„Obiad w Rzymie” – fascynująca kulinarna podróż w czasie i przestrzeni
Jedzenie i gawędy to duet doskonały. Talerz pełen złocistej carbonary inspiruje norweskiego krytyka kulinarnego Andreasa Viestada do opowieści o historii jedzenia i o tym, jak jedzenie niejednokrotnie zmieniało bieg dziejów. Książka pt. „Obiad w Rzymie” to lektura inspirująca, smakowita i porządnie naszpikowana wiedzą.
Punktem wyjścia, a właściwie osią opowieści Viestada jest restauracja La Carbonara na Campo de’Fiori, tętniącym życiem od świtu do nocy placu w centrum historycznego Rzymu. Nietrudno tam trafić, bo Campo de’Fiori leży nieopodal Piazza Navona.

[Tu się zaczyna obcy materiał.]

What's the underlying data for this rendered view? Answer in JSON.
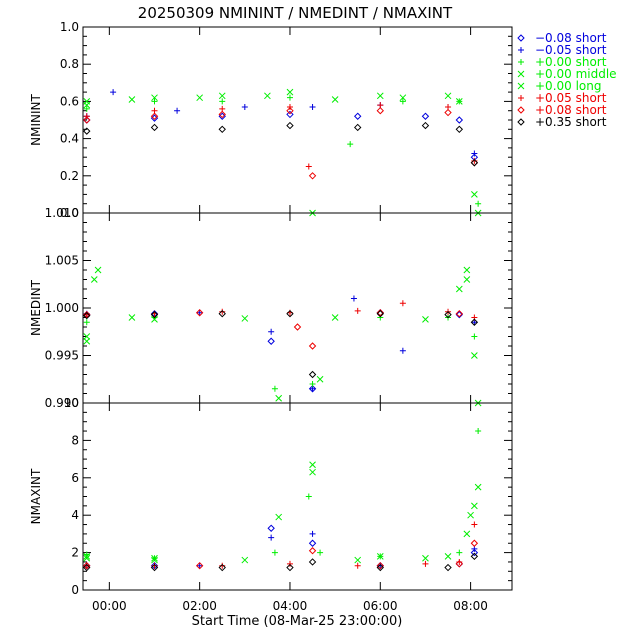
{
  "title": "20250309 NMININT / NMEDINT / NMAXINT",
  "xlabel": "Start Time (08-Mar-25 23:00:00)",
  "colors": {
    "black": "#000000",
    "blue": "#0000dd",
    "green": "#00ee00",
    "red": "#ee0000"
  },
  "legend": [
    {
      "symbol": "diamond",
      "color": "#0000dd",
      "label": "−0.08 short"
    },
    {
      "symbol": "plus",
      "color": "#0000dd",
      "label": "−0.05 short"
    },
    {
      "symbol": "plus",
      "color": "#00ee00",
      "label": "+0.00 short"
    },
    {
      "symbol": "x",
      "color": "#00ee00",
      "label": "+0.00 middle"
    },
    {
      "symbol": "x",
      "color": "#00ee00",
      "label": "+0.00 long"
    },
    {
      "symbol": "plus",
      "color": "#ee0000",
      "label": "+0.05 short"
    },
    {
      "symbol": "diamond",
      "color": "#ee0000",
      "label": "+0.08 short"
    },
    {
      "symbol": "diamond",
      "color": "#000000",
      "label": "+0.35 short"
    }
  ],
  "chart_data": [
    {
      "type": "scatter",
      "ylabel": "NMININT",
      "xlim": [
        "-00:35",
        "08:55"
      ],
      "ylim": [
        0.0,
        1.0
      ],
      "yticks": [
        "0.0",
        "0.2",
        "0.4",
        "0.6",
        "0.8",
        "1.0"
      ],
      "xticks": [
        "00:00",
        "02:00",
        "04:00",
        "06:00",
        "08:00"
      ],
      "series": [
        {
          "name": "−0.08 short",
          "marker": "diamond",
          "color": "#0000dd",
          "x": [
            "-00:30",
            "01:00",
            "02:30",
            "04:00",
            "05:30",
            "07:00",
            "07:45",
            "08:05"
          ],
          "y": [
            0.5,
            0.51,
            0.52,
            0.53,
            0.52,
            0.52,
            0.5,
            0.3
          ]
        },
        {
          "name": "−0.05 short",
          "marker": "plus",
          "color": "#0000dd",
          "x": [
            "-00:30",
            "00:05",
            "01:30",
            "03:00",
            "04:30",
            "06:00",
            "07:30",
            "08:05"
          ],
          "y": [
            0.52,
            0.65,
            0.55,
            0.57,
            0.57,
            0.58,
            0.57,
            0.32
          ]
        },
        {
          "name": "+0.00 short",
          "marker": "plus",
          "color": "#00ee00",
          "x": [
            "-00:30",
            "01:00",
            "02:30",
            "04:00",
            "05:20",
            "06:30",
            "07:45",
            "08:10"
          ],
          "y": [
            0.56,
            0.6,
            0.6,
            0.62,
            0.37,
            0.6,
            0.6,
            0.05
          ]
        },
        {
          "name": "+0.00 middle",
          "marker": "x",
          "color": "#00ee00",
          "x": [
            "-00:30",
            "01:00",
            "02:30",
            "04:00",
            "04:30",
            "06:00",
            "07:30",
            "08:10"
          ],
          "y": [
            0.6,
            0.62,
            0.63,
            0.65,
            0.0,
            0.63,
            0.63,
            0.0
          ]
        },
        {
          "name": "+0.00 long",
          "marker": "x",
          "color": "#00ee00",
          "x": [
            "-00:30",
            "00:30",
            "02:00",
            "03:30",
            "05:00",
            "06:30",
            "07:45",
            "08:05"
          ],
          "y": [
            0.58,
            0.61,
            0.62,
            0.63,
            0.61,
            0.62,
            0.6,
            0.1
          ]
        },
        {
          "name": "+0.05 short",
          "marker": "plus",
          "color": "#ee0000",
          "x": [
            "-00:30",
            "01:00",
            "02:30",
            "04:00",
            "04:25",
            "06:00",
            "07:30",
            "08:05"
          ],
          "y": [
            0.52,
            0.55,
            0.56,
            0.57,
            0.25,
            0.58,
            0.57,
            0.28
          ]
        },
        {
          "name": "+0.08 short",
          "marker": "diamond",
          "color": "#ee0000",
          "x": [
            "-00:30",
            "01:00",
            "02:30",
            "04:00",
            "04:30",
            "06:00",
            "07:30",
            "08:05"
          ],
          "y": [
            0.5,
            0.52,
            0.53,
            0.55,
            0.2,
            0.55,
            0.54,
            0.27
          ]
        },
        {
          "name": "+0.35 short",
          "marker": "diamond",
          "color": "#000000",
          "x": [
            "-00:30",
            "01:00",
            "02:30",
            "04:00",
            "05:30",
            "07:00",
            "07:45",
            "08:05"
          ],
          "y": [
            0.44,
            0.46,
            0.45,
            0.47,
            0.46,
            0.47,
            0.45,
            0.27
          ]
        }
      ]
    },
    {
      "type": "scatter",
      "ylabel": "NMEDINT",
      "xlim": [
        "-00:35",
        "08:55"
      ],
      "ylim": [
        0.99,
        1.01
      ],
      "yticks": [
        "0.990",
        "0.995",
        "1.000",
        "1.005",
        "1.010"
      ],
      "xticks": [
        "00:00",
        "02:00",
        "04:00",
        "06:00",
        "08:00"
      ],
      "series": [
        {
          "name": "−0.08 short",
          "marker": "diamond",
          "color": "#0000dd",
          "x": [
            "-00:30",
            "01:00",
            "03:35",
            "04:30",
            "06:00",
            "07:45"
          ],
          "y": [
            0.9993,
            0.9994,
            0.9965,
            0.9915,
            0.9995,
            0.9993
          ]
        },
        {
          "name": "−0.05 short",
          "marker": "plus",
          "color": "#0000dd",
          "x": [
            "-00:30",
            "02:00",
            "03:35",
            "04:30",
            "05:25",
            "06:30",
            "08:05"
          ],
          "y": [
            0.9994,
            0.9995,
            0.9975,
            0.9915,
            1.001,
            0.9955,
            0.9985
          ]
        },
        {
          "name": "+0.00 short",
          "marker": "plus",
          "color": "#00ee00",
          "x": [
            "-00:30",
            "01:00",
            "03:40",
            "04:30",
            "06:00",
            "07:30",
            "08:05"
          ],
          "y": [
            0.9985,
            0.999,
            0.9915,
            0.992,
            0.999,
            0.999,
            0.997
          ]
        },
        {
          "name": "+0.00 middle",
          "marker": "x",
          "color": "#00ee00",
          "x": [
            "-00:30",
            "-00:15",
            "00:30",
            "03:45",
            "04:40",
            "07:45",
            "07:55",
            "08:05"
          ],
          "y": [
            0.9965,
            1.004,
            0.999,
            0.9905,
            0.9925,
            1.002,
            1.004,
            0.995
          ]
        },
        {
          "name": "+0.00 long",
          "marker": "x",
          "color": "#00ee00",
          "x": [
            "-00:30",
            "-00:20",
            "01:00",
            "03:00",
            "05:00",
            "07:00",
            "07:55",
            "08:10"
          ],
          "y": [
            0.997,
            1.003,
            0.9988,
            0.9989,
            0.999,
            0.9988,
            1.003,
            0.99
          ]
        },
        {
          "name": "+0.05 short",
          "marker": "plus",
          "color": "#ee0000",
          "x": [
            "-00:30",
            "01:00",
            "02:30",
            "04:00",
            "05:30",
            "06:30",
            "07:30",
            "08:05"
          ],
          "y": [
            0.9993,
            0.9994,
            0.9996,
            0.9995,
            0.9997,
            1.0005,
            0.9996,
            0.999
          ]
        },
        {
          "name": "+0.08 short",
          "marker": "diamond",
          "color": "#ee0000",
          "x": [
            "-00:30",
            "02:00",
            "04:10",
            "04:30",
            "06:00",
            "07:45"
          ],
          "y": [
            0.9993,
            0.9995,
            0.998,
            0.996,
            0.9995,
            0.9994
          ]
        },
        {
          "name": "+0.35 short",
          "marker": "diamond",
          "color": "#000000",
          "x": [
            "-00:30",
            "01:00",
            "02:30",
            "04:00",
            "04:30",
            "06:00",
            "07:30",
            "08:05"
          ],
          "y": [
            0.9992,
            0.9993,
            0.9994,
            0.9994,
            0.993,
            0.9994,
            0.9993,
            0.9985
          ]
        }
      ]
    },
    {
      "type": "scatter",
      "ylabel": "NMAXINT",
      "xlim": [
        "-00:35",
        "08:55"
      ],
      "ylim": [
        0,
        10
      ],
      "yticks": [
        "0",
        "2",
        "4",
        "6",
        "8",
        "10"
      ],
      "xticks": [
        "00:00",
        "02:00",
        "04:00",
        "06:00",
        "08:00"
      ],
      "series": [
        {
          "name": "−0.08 short",
          "marker": "diamond",
          "color": "#0000dd",
          "x": [
            "-00:30",
            "01:00",
            "03:35",
            "04:30",
            "06:00",
            "07:45",
            "08:05"
          ],
          "y": [
            1.3,
            1.3,
            3.3,
            2.5,
            1.3,
            1.4,
            2.0
          ]
        },
        {
          "name": "−0.05 short",
          "marker": "plus",
          "color": "#0000dd",
          "x": [
            "-00:30",
            "02:00",
            "03:35",
            "04:30",
            "06:00",
            "08:05"
          ],
          "y": [
            1.3,
            1.3,
            2.8,
            3.0,
            1.3,
            2.2
          ]
        },
        {
          "name": "+0.00 short",
          "marker": "plus",
          "color": "#00ee00",
          "x": [
            "-00:30",
            "01:00",
            "03:40",
            "04:25",
            "04:40",
            "06:00",
            "07:45",
            "08:10"
          ],
          "y": [
            1.9,
            1.7,
            2.0,
            5.0,
            2.0,
            1.8,
            2.0,
            8.5
          ]
        },
        {
          "name": "+0.00 middle",
          "marker": "x",
          "color": "#00ee00",
          "x": [
            "-00:30",
            "01:00",
            "03:45",
            "04:30",
            "06:00",
            "07:30",
            "08:00",
            "08:10"
          ],
          "y": [
            1.8,
            1.7,
            3.9,
            6.7,
            1.8,
            1.8,
            4.0,
            5.5
          ]
        },
        {
          "name": "+0.00 long",
          "marker": "x",
          "color": "#00ee00",
          "x": [
            "-00:30",
            "01:00",
            "03:00",
            "04:30",
            "05:30",
            "07:00",
            "07:55",
            "08:05"
          ],
          "y": [
            1.7,
            1.6,
            1.6,
            6.3,
            1.6,
            1.7,
            3.0,
            4.5
          ]
        },
        {
          "name": "+0.05 short",
          "marker": "plus",
          "color": "#ee0000",
          "x": [
            "-00:30",
            "01:00",
            "02:30",
            "04:00",
            "05:30",
            "07:00",
            "07:45",
            "08:05"
          ],
          "y": [
            1.3,
            1.3,
            1.3,
            1.4,
            1.3,
            1.4,
            1.5,
            3.5
          ]
        },
        {
          "name": "+0.08 short",
          "marker": "diamond",
          "color": "#ee0000",
          "x": [
            "-00:30",
            "02:00",
            "04:30",
            "06:00",
            "07:45",
            "08:05"
          ],
          "y": [
            1.3,
            1.3,
            2.1,
            1.3,
            1.4,
            2.5
          ]
        },
        {
          "name": "+0.35 short",
          "marker": "diamond",
          "color": "#000000",
          "x": [
            "-00:30",
            "01:00",
            "02:30",
            "04:00",
            "04:30",
            "06:00",
            "07:30",
            "08:05"
          ],
          "y": [
            1.2,
            1.2,
            1.2,
            1.2,
            1.5,
            1.2,
            1.2,
            1.8
          ]
        }
      ]
    }
  ]
}
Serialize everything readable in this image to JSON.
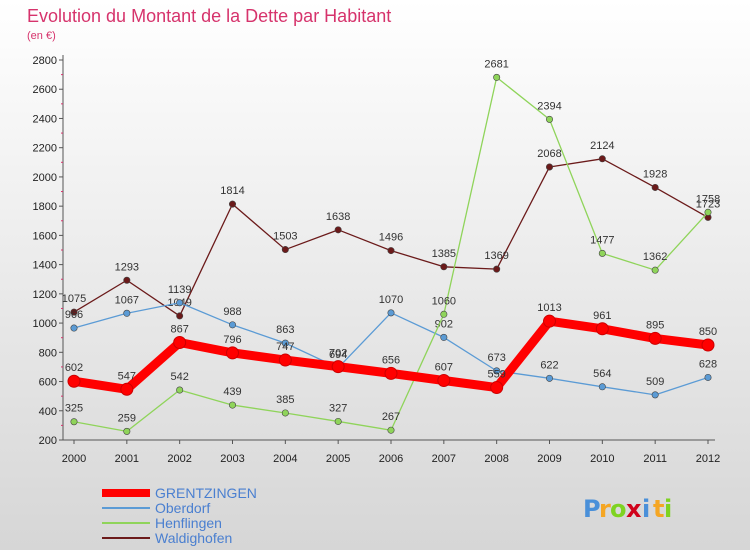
{
  "chart_data": {
    "type": "line",
    "title": "Evolution du Montant de la Dette par Habitant",
    "subtitle": "(en €)",
    "xlabel": "",
    "ylabel": "",
    "x": [
      "2000",
      "2001",
      "2002",
      "2003",
      "2004",
      "2005",
      "2006",
      "2007",
      "2008",
      "2009",
      "2010",
      "2011",
      "2012"
    ],
    "ylim": [
      200,
      2800
    ],
    "yticks": [
      200,
      400,
      600,
      800,
      1000,
      1200,
      1400,
      1600,
      1800,
      2000,
      2200,
      2400,
      2600,
      2800
    ],
    "grid": false,
    "legend_position": "bottom-left",
    "series": [
      {
        "name": "GRENTZINGEN",
        "color": "#ff0000",
        "values": [
          602,
          547,
          867,
          796,
          747,
          702,
          656,
          607,
          559,
          1013,
          961,
          895,
          850
        ],
        "labels": [
          "602",
          "547",
          "867",
          "796",
          "747",
          "702",
          "656",
          "607",
          "559",
          "1013",
          "961",
          "895",
          "850"
        ]
      },
      {
        "name": "Oberdorf",
        "color": "#5b9bd5",
        "values": [
          966,
          1067,
          1139,
          988,
          863,
          694,
          1070,
          902,
          673,
          622,
          564,
          509,
          628
        ],
        "labels": [
          "966",
          "1067",
          "1139",
          "988",
          "863",
          "694",
          "1070",
          "902",
          "673",
          "622",
          "564",
          "509",
          "628"
        ]
      },
      {
        "name": "Henflingen",
        "color": "#8fd45a",
        "values": [
          325,
          259,
          542,
          439,
          385,
          327,
          267,
          1060,
          2681,
          2394,
          1477,
          1362,
          1758
        ],
        "labels": [
          "325",
          "259",
          "542",
          "439",
          "385",
          "327",
          "267",
          "1060",
          "2681",
          "2394",
          "1477",
          "1362",
          "1758"
        ]
      },
      {
        "name": "Waldighofen",
        "color": "#6b1a1a",
        "values": [
          1075,
          1293,
          1049,
          1814,
          1503,
          1638,
          1496,
          1385,
          1369,
          2068,
          2124,
          1928,
          1723
        ],
        "labels": [
          "1075",
          "1293",
          "1049",
          "1814",
          "1503",
          "1638",
          "1496",
          "1385",
          "1369",
          "2068",
          "2124",
          "1928",
          "1723"
        ]
      }
    ]
  },
  "brand": {
    "letters": [
      "P",
      "r",
      "o",
      "x",
      "i",
      "t",
      "i"
    ],
    "colors": [
      "#4a90d9",
      "#f5a623",
      "#7ed321",
      "#d0021b",
      "#4a90d9",
      "#f5a623",
      "#7ed321"
    ]
  }
}
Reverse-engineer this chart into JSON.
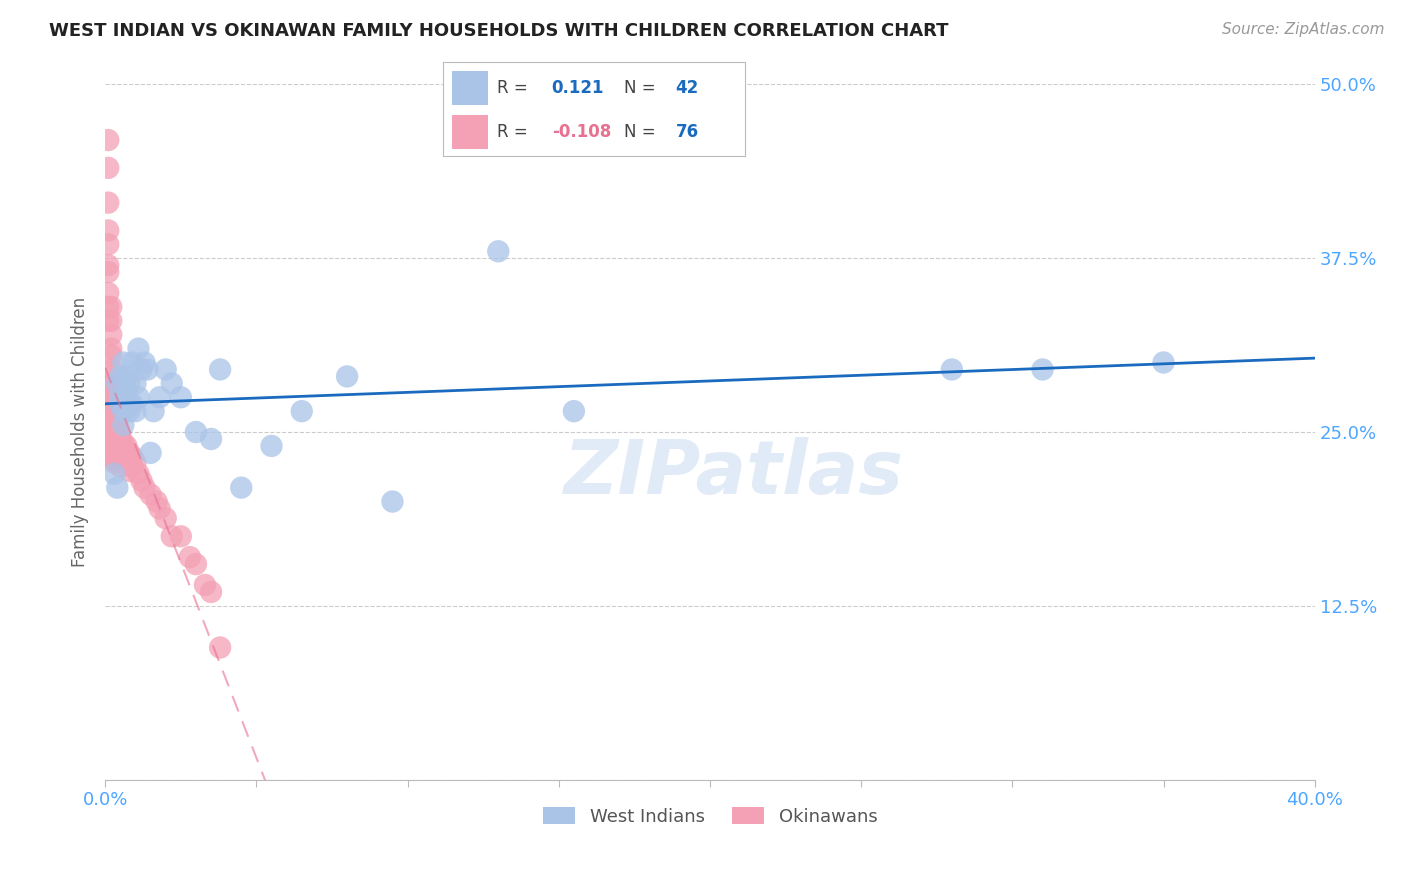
{
  "title": "WEST INDIAN VS OKINAWAN FAMILY HOUSEHOLDS WITH CHILDREN CORRELATION CHART",
  "source": "Source: ZipAtlas.com",
  "ylabel": "Family Households with Children",
  "xmin": 0.0,
  "xmax": 0.4,
  "ymin": 0.0,
  "ymax": 0.5,
  "yticks": [
    0.0,
    0.125,
    0.25,
    0.375,
    0.5
  ],
  "ytick_labels": [
    "",
    "12.5%",
    "25.0%",
    "37.5%",
    "50.0%"
  ],
  "west_indians_R": 0.121,
  "west_indians_N": 42,
  "okinawans_R": -0.108,
  "okinawans_N": 76,
  "west_indians_color": "#aac4e8",
  "okinawans_color": "#f4a0b5",
  "trend_blue": "#1a6bbf",
  "trend_pink": "#e87090",
  "watermark": "ZIPatlas",
  "west_indians_x": [
    0.003,
    0.004,
    0.004,
    0.005,
    0.005,
    0.005,
    0.006,
    0.006,
    0.006,
    0.007,
    0.007,
    0.008,
    0.008,
    0.008,
    0.009,
    0.009,
    0.01,
    0.01,
    0.011,
    0.011,
    0.012,
    0.013,
    0.014,
    0.015,
    0.016,
    0.018,
    0.02,
    0.022,
    0.025,
    0.03,
    0.035,
    0.038,
    0.045,
    0.055,
    0.065,
    0.08,
    0.095,
    0.13,
    0.155,
    0.28,
    0.31,
    0.35
  ],
  "west_indians_y": [
    0.22,
    0.285,
    0.21,
    0.27,
    0.29,
    0.275,
    0.265,
    0.3,
    0.255,
    0.28,
    0.29,
    0.265,
    0.285,
    0.27,
    0.27,
    0.3,
    0.285,
    0.265,
    0.31,
    0.275,
    0.295,
    0.3,
    0.295,
    0.235,
    0.265,
    0.275,
    0.295,
    0.285,
    0.275,
    0.25,
    0.245,
    0.295,
    0.21,
    0.24,
    0.265,
    0.29,
    0.2,
    0.38,
    0.265,
    0.295,
    0.295,
    0.3
  ],
  "okinawans_x": [
    0.001,
    0.001,
    0.001,
    0.001,
    0.001,
    0.001,
    0.001,
    0.001,
    0.001,
    0.001,
    0.002,
    0.002,
    0.002,
    0.002,
    0.002,
    0.002,
    0.002,
    0.002,
    0.002,
    0.002,
    0.002,
    0.002,
    0.002,
    0.002,
    0.003,
    0.003,
    0.003,
    0.003,
    0.003,
    0.003,
    0.003,
    0.003,
    0.003,
    0.003,
    0.003,
    0.003,
    0.004,
    0.004,
    0.004,
    0.004,
    0.004,
    0.004,
    0.004,
    0.004,
    0.005,
    0.005,
    0.005,
    0.005,
    0.005,
    0.005,
    0.006,
    0.006,
    0.006,
    0.007,
    0.007,
    0.007,
    0.008,
    0.008,
    0.008,
    0.009,
    0.009,
    0.01,
    0.011,
    0.012,
    0.013,
    0.015,
    0.017,
    0.018,
    0.02,
    0.022,
    0.025,
    0.028,
    0.03,
    0.033,
    0.035,
    0.038
  ],
  "okinawans_y": [
    0.46,
    0.44,
    0.415,
    0.395,
    0.385,
    0.37,
    0.365,
    0.35,
    0.34,
    0.33,
    0.34,
    0.33,
    0.32,
    0.31,
    0.305,
    0.295,
    0.29,
    0.285,
    0.28,
    0.275,
    0.27,
    0.265,
    0.26,
    0.258,
    0.255,
    0.252,
    0.25,
    0.248,
    0.245,
    0.242,
    0.24,
    0.238,
    0.235,
    0.232,
    0.23,
    0.228,
    0.26,
    0.255,
    0.25,
    0.245,
    0.242,
    0.238,
    0.235,
    0.232,
    0.248,
    0.245,
    0.24,
    0.235,
    0.23,
    0.225,
    0.242,
    0.238,
    0.235,
    0.24,
    0.235,
    0.23,
    0.235,
    0.228,
    0.222,
    0.232,
    0.225,
    0.228,
    0.22,
    0.215,
    0.21,
    0.205,
    0.2,
    0.195,
    0.188,
    0.175,
    0.175,
    0.16,
    0.155,
    0.14,
    0.135,
    0.095
  ]
}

„Moja książka opowiada o obiedzie w rzymskiej restauracji w czerwcu 2018 roku oraz o wszystkim, co posiłki – nie tylko ten, ale i wiele innych – mogą nam powiedzieć o naszej przeszłości. O smakach, które zmieniły nasze życie, składnikach, które nas kształtowały, jedzeniu, które żywiło całe imperium, oraz o poszukiwaniu źródeł najlepszej potrawy świata” – zapowiada Viestad i słowa dotrzymuje. I zapuszcza się w swoim smakowitym, literackim monologu aż do czasów Cesarstwa Rzymskiego, a czasem nawet i wcześniej.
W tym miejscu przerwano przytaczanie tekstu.